I’m pleased to see that Big Switch is taking their testing to the next level, by bringing Chaos Monkey into their testing strategies. Big Switch and Mirantis ran a Chaos Monkey-style test with 16 racks of gear:

Despite adding 42,000 simulated VMs to the network and then forcing failures to the Big Cloud Fabric SDN controllers every 30 seconds, forcing failures to random switches every 8 seconds and random links in the fabric every 4 seconds, there was no change in the application performance.

More info here (Warning: PDF).

This is a great result. We don’t always hear much about this sort of testing. I know that other vendors do carry out their own testing programs, but we don’t see this sort of information. We have to assume it’s happened.

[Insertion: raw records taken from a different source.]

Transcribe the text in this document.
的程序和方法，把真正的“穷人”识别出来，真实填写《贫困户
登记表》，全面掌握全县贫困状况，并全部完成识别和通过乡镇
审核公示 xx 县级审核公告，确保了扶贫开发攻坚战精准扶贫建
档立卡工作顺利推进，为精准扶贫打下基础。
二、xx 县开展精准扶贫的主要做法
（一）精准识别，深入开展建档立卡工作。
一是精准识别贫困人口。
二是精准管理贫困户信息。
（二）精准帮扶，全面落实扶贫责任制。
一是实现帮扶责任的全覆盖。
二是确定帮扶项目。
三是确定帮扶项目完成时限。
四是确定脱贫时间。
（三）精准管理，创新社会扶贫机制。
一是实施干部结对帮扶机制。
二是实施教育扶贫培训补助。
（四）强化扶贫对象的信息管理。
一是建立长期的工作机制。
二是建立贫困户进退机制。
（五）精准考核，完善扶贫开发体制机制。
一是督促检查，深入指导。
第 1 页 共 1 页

‘Clean’ failures are easy. ‘Grey’ failures are hard.

‘Clean’ failures are reasonably straightforward to deal with. Software or hardware can quickly and clearly identify the failure, and switch over to backup systems. Dealing with weird software failures is much harder. Consider a situation where a rogue process maxes out the CPU on a primary server. It might just have enough capacity left to send out clustering packets, but it can’t perform its normal functions. The secondary system doesn’t know it should take over, and so the application fails. Can you test those sorts of scenarios, and how do you go about doing it?

Unfortunately those are the ones that tend to bite you hard in production. We can’t always work around them either. We can add more test cases to try to test what happens during that event, and try adding more monitoring and compensating controls. Hopefully we don’t get bitten twice by the same thing.